Damit begann eine Ärzte-Odyssee.Einen Tag nach dem Kollaps im August 2009 bekam sie in einem Essener Krankenhaus drei Spritzen gegen die Schmerzen. Wieder schickte man sie nach Hause. Ihre Hausärztin stellte dann zu hohen Blutdruck fest, verschrieb Betablocker, überwies sie an HNO-Arzt und Neurologe. Bei zwei Praxen wurde sie abgewiesen. Zu voll.
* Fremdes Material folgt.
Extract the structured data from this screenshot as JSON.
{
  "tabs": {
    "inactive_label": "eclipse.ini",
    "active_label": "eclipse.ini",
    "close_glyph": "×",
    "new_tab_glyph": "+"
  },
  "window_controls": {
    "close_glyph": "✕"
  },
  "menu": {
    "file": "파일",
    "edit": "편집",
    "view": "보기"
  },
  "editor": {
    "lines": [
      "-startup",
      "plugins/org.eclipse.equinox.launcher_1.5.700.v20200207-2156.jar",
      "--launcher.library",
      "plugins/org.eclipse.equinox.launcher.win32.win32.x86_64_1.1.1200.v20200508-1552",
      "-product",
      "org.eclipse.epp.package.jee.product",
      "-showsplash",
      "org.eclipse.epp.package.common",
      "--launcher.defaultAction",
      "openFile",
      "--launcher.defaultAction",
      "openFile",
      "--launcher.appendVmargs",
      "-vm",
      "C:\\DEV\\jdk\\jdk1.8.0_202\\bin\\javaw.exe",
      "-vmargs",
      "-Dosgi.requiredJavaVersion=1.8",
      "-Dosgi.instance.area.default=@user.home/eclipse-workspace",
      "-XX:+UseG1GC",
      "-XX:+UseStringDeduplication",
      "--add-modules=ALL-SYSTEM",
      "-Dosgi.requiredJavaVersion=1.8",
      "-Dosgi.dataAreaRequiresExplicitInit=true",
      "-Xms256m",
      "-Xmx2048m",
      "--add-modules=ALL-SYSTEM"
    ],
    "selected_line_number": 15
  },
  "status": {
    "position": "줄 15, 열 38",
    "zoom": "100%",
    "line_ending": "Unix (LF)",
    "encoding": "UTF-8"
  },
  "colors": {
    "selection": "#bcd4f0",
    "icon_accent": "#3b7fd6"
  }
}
Svenja zu BILD.de: „Ich konnte kaum noch laufen, lag eine Woche in der Ecke rum. Dann schleppte ich mich in ein anderes Krankenhaus. Ich torkelte da rein, heulte ohne Ende.“

Die Klinik-Ärzte nahmen sich ihrer an – und machten zunächst einen Schwangerschaftstest. Zur Sicherheit wurde sie aber noch in eine MRT-Röhre zur Kernspinuntersuchung geschoben. Svenja: „Plötzlich sprang der Arzt am Monitor auf. Er sah weiße Flecken im Gehirnbild.“ Fehlende Durchblutung. Die Schock-Diagnose: SCHLAGANFALL!

Svenja hatte schon überlegt, wie sie ihrem Freund die Schwangerschaft erklärt. Doch dann kam sie als Notfall in die renommierte Spezialabteilung der Uniklinik Essen. Eine Woche nach dem Zusammenbruch konnte ihr dank der richtigen Diagnose endlich richtig geholfen werden...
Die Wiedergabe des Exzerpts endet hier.